In 2012, Pepper became the Executive Director of her own Healthy Relationships 101, LLC, which offers family counseling to the community in Albuquerque, and is the position she fulfills when courts refer people to her. At her company’s website, the “curriculum” for couple’s counseling is the book “The Couple’s Checkup,” by David H. Olson, Ph.D. The book is recommended by Focus on the Family, another right wing Christian-political pro-life group.
According to an Immaculate Conception Church flyer, in 2014, Pepper provided counseling services at Albuquerque’s Catholic Center, using that book.

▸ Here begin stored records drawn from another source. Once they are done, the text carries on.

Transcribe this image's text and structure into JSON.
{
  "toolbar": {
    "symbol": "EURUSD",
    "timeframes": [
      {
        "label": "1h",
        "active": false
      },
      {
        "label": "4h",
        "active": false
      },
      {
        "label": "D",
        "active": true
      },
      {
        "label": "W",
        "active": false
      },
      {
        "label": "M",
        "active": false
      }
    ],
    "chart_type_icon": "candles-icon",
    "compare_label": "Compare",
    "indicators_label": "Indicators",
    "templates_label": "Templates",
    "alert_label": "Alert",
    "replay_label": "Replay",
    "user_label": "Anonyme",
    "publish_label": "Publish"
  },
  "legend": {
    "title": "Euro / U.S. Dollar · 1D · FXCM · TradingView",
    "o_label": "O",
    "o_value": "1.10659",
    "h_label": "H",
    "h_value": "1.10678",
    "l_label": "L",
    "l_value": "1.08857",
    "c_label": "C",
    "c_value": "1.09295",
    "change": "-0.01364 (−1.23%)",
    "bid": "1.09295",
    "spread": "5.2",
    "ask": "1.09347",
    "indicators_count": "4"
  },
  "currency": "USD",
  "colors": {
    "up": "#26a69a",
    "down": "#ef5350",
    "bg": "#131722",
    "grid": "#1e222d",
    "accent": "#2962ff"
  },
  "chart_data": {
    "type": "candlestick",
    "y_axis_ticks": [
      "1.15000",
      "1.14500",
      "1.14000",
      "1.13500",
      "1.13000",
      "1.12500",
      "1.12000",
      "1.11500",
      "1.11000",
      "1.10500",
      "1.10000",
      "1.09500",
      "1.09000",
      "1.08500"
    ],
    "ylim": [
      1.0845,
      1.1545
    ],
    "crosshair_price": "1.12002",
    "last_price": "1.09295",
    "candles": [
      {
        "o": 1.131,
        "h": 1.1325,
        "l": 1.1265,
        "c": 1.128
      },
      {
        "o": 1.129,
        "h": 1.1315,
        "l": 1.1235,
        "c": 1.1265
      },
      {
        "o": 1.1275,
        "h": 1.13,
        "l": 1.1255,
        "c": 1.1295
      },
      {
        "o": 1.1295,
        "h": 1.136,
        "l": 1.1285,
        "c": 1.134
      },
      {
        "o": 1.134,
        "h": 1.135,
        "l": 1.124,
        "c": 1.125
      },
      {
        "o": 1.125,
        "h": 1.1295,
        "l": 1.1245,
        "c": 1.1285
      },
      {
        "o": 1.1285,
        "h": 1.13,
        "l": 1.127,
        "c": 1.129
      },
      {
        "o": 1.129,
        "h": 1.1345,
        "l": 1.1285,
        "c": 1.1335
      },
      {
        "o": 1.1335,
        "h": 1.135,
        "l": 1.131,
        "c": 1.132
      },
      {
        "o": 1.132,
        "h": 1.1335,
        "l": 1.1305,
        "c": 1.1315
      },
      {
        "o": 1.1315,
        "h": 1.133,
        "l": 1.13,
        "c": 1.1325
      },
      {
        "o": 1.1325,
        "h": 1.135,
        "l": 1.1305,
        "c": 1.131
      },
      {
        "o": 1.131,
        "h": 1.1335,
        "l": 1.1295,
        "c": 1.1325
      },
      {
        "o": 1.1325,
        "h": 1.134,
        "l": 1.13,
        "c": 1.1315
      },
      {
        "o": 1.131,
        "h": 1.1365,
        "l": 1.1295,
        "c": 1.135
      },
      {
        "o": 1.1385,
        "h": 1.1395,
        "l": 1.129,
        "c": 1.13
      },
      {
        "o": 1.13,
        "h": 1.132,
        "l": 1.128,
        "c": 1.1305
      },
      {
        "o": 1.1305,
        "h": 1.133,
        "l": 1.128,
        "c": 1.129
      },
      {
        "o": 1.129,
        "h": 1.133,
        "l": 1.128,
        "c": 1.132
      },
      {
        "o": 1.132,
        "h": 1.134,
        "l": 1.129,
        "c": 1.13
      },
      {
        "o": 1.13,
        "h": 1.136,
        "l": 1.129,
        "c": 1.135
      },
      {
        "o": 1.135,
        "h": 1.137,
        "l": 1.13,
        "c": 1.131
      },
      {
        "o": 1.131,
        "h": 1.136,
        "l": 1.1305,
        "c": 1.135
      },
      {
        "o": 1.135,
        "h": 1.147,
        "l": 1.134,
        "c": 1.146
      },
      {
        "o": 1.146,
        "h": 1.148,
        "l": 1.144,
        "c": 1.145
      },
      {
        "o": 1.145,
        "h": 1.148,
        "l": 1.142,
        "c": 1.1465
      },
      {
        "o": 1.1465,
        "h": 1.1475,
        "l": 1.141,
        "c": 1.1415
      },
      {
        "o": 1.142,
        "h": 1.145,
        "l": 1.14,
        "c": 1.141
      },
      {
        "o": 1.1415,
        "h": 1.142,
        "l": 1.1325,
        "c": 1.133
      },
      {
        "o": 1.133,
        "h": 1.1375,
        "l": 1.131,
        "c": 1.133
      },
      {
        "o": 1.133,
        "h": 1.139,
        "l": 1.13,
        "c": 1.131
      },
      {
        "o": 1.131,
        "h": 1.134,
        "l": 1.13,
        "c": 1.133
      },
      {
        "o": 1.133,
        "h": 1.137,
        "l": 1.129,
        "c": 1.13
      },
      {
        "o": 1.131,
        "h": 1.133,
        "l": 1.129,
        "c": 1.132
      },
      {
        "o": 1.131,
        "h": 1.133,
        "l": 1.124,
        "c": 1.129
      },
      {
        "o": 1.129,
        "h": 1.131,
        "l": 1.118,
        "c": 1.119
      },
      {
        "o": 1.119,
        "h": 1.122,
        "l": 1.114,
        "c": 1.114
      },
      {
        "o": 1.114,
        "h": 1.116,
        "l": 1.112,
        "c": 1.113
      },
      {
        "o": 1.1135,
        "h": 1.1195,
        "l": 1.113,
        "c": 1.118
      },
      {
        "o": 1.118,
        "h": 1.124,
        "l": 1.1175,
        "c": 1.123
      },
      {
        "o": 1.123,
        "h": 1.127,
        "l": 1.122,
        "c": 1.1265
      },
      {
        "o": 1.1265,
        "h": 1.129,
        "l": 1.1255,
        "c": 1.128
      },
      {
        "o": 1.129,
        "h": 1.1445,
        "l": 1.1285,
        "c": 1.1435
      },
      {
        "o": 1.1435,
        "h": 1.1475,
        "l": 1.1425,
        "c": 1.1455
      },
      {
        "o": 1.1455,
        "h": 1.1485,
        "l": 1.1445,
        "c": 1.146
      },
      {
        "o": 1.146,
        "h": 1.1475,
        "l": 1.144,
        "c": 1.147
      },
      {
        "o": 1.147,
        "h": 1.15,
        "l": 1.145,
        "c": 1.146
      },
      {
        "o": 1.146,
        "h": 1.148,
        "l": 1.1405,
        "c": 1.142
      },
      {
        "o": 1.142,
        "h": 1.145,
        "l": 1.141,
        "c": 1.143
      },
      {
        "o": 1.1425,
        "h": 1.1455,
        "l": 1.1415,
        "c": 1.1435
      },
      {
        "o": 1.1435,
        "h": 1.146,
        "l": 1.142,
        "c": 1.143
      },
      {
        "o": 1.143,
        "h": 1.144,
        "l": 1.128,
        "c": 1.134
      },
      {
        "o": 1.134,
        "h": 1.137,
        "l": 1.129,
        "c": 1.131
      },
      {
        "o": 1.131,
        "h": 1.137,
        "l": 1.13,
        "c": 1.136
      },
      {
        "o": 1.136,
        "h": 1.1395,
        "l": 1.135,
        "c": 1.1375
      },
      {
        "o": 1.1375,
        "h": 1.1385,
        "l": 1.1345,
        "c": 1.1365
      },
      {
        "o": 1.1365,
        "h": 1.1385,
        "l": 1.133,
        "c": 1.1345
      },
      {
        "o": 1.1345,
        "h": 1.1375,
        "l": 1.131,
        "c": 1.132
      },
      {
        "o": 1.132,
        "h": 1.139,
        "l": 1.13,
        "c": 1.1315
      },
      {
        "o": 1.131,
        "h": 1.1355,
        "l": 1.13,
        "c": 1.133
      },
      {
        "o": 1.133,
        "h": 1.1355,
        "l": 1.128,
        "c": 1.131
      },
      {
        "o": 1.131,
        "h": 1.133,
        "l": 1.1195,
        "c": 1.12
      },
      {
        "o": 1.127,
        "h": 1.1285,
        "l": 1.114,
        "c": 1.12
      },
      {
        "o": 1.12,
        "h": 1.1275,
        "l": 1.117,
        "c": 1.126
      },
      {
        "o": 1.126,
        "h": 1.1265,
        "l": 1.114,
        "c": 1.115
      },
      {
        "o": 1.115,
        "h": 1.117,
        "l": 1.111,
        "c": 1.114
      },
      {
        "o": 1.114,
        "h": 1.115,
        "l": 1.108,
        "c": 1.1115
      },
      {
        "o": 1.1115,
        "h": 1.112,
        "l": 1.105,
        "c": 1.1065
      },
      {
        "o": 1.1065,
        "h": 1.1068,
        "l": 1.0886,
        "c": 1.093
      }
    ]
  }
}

She used the same ‘curriculum’ in her Catholic counseling that she uses in court ordered counseling.
It’s abundantly clear that Mary Pepper is a Catholic ideologue and activist, and has been throughout her career. That’s fine, but it’s inappropriate for a court to refer claimants to her if she can’t check her religious convictions at the door. A judge can’t mandate that divorcees have to be harangued by a church lady. Pepper’s protestations to local media that she is not inserting her religion into the counseling services ring hollow, since she’s been doing nothing else for decades. And there is audio recording of her doing it, so it’s a moot point.
How does someone like Pepper gain the confidence of a court to abuse its power? There have been major complaints about arbitrary and abusive decisions made by Albuquerque District Family Court’s Presiding Judge, Gerard Lavelle. But, given the nature of Family Court, the complaints are also self-serving, and should be taken with a grain of salt. I found no evidence that the court is cozy with the religious right.
But I found one interesting tidbit that connects Pepper’s religious activism and the courts. While Pepper was at Samaritan Counseling Center, she worked in a now defunct department called Healthy Families. The Enrollment Coordinator at Healthy Marriages was someone named Petulia Vandever, according to LinkedIn. There is a blog under that name on Blogger with only one post. The post outlines a marketing strategy for Healthy Families. The key element of the strategy was,
“Healthy Marriages will connect with new government workers/officials…”
The blog post didn’t explain why they would do that. Did Pepper make some friends in Albuquerque courts while her religious counseling group was reaching out to new government officials?